Tufted Duck

Backwoodsman’s recent school report for photography has read “Has worked hard but could do better” or possibly “He could have been a good photographer but he lacked focus.” Backwoodsman loves a daft joke; one of his favourites from the distant past can be enjoyed here. As the main point of the site is the sharing of nice images, the recent history of underachievement has not encouraged him to post. Perhaps it is time to start again.

Backwoodsman’s “Jewels of North Glasgow” run often takes place on Sunday mornings. It first hits the Forth and Clyde Canal at the large basin just below Speirs Wharf. Of this area, the Inland Waterways Association writes “Although the Glasgow Arm to Speirs Wharf was re-opened as part of the Millennium Link project, the basins at Port Dundas were not.  A £5,700,000 project, planned by BW (British Waterways) Scotland and Glasgow City Council, to reconnect Port Dundas with the rest of the canal was completed and formally reopened in September 2006…  However, the new lock…has not been available for public use since then, and the potential to revitalise the area originally envisaged has yet to be realised.”

It is hard to imagine what was originally envisaged in the way of revitalisation, and what justified dropping £6M on such a venture; happily, apart from the insistent throb of the motorway, the basin remains a quiet place, undisturbed by narrow boats or paddleboarders (Backwoodsman thinks them foolish).

A dozen or so Tufted Duck came to the lower basin in the autumn and have wintered there for the first time in Backwoodsman’s memory. They have neither strayed up onto the Speirs Wharf stretch, nor eastward to Pinkston Basin. Tufted Duck seem to be very selective over which parts of the canal they populate and Backwoodsman wonders if a food source drives the selectivity. Tufted Duck also turn up regularly on the Westerton to Drumchapel section of the Main Branch as it heads down to the Clyde at Bowling, but Backwoodsman has rarely seen them between Maryhill and the city centre. The RSPB book states that they eat freshwater shrimp, caddis larvae and pondweed – the latter food source is abundant throughout the entire length of the canal (alas, rendering it unfishable).

Tufted Duck also eat Zebra mussel and Backwoodsman wonders if there are local infestations of this invasive species in the canal, though this is a wild speculation. The risk posed to Scottish waters by this tiny bivalve has been posited, but there there is ambiguity as to its presence or not. Backwoodsman should probably do some citizen science and see if any Zebra mussels can be collected but you never know what you’ll haul up from the bottom of the Forth and Clyde Canal City Branch. The odd body turns up in the canal from time to time. We’ll leave the citizen science job to the magnet fishermen.

Anyway, it’s been lovely to see the Tufties throughout the winter; the group has dispersed now, possibly to better breeding sites. It would be delightful to see ducklings but the chances are that the local gulls would see them first. Other good places to see Tufties around Glasgow include Hogganfield and Frankfield Lochs, both shallow and weedy bodies of water.
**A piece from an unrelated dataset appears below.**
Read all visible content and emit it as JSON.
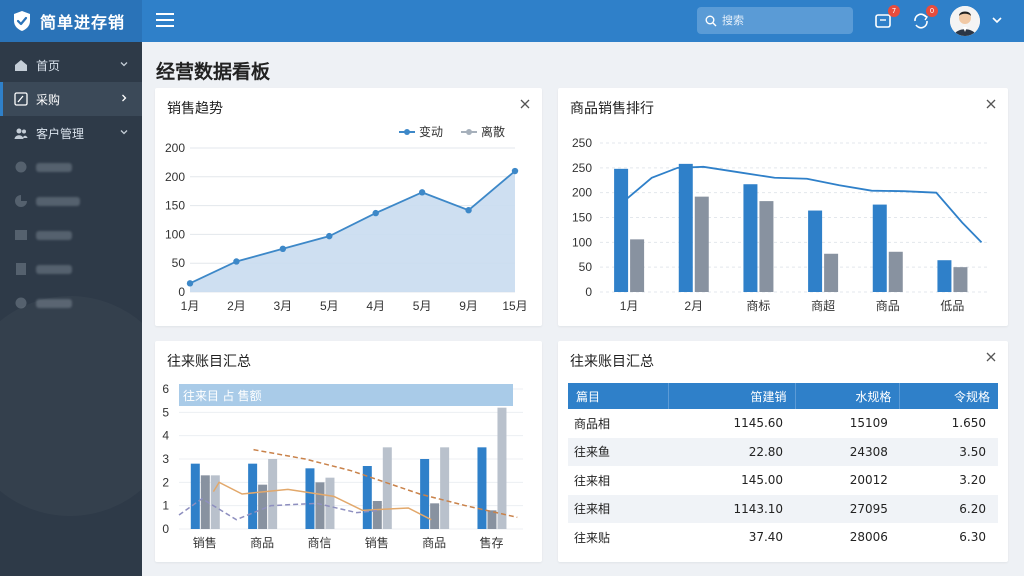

The “Jewels of North Glasgow” run heads past Pinkston Basin, taking in the Pear trees and the towpath Cowslips, which are now in bloom, crosses Pinkston Road and follows the railway cutting along the edge of the North Bridge estate, heading towards Fountainwell Road and Sighthill Cemetery. Wood Anemones here, planted beneath shrubs including a Corylopsis pauciflora and then more Cowslips.

It is a fragrant route, what with McGhees Bakery and Biffa Waste Management just across the railway, and usually good for corvids and lots of Starlings. The route turns right to follow Springburn Road, where someone must have had every young offender in Scotland on their knees planting thousands of Primula denticulata. Quite right! As one of Backwoodsman’s academic colleagues in Birmingham used to say, “they can be put to work.”

Right again past the car dealership and onto the main part of the estate passing the Rusty Bridge. There appears to be an interference pattern in this image!

The BBC recently ran a feature on this splendid installation and they managed to find all four people who use the new bridge to get across the M8. One of then gushed: “”I park here for free and I just commute to university,” she said. “It’s so much easier and better than paying for parking in the centre.”” Do you indeed! Students driving to their lectures at a university located next to a major bus station and five minutes from a rail terminus and the Subway. Backwoodsman guesses that’s the active transport the council is so keen on.

There are some splendid cherry trees atop the hill by the bridge; the sakura season has been thwarted in Glasgow this year, literally nipped in the bud, so some trees in full bloom are a highlight.

From there, it’s back to Pinkston and then home, greeting the Tufties in passing.

We have other Aythya species in the UK and Backwoodsman has been pleased to find Pochard (A. ferina) on Hogganfield Loch (male then female) and Scaup (A. marila) (male then female) at Slimbridge. Backwoodsman thinks the three species make a presentable bundle. Please enjoy the vermiculated feathers of the drakes and the splendid textures of the ducks.

Backwoodsman hopes to post more regularly again from now on.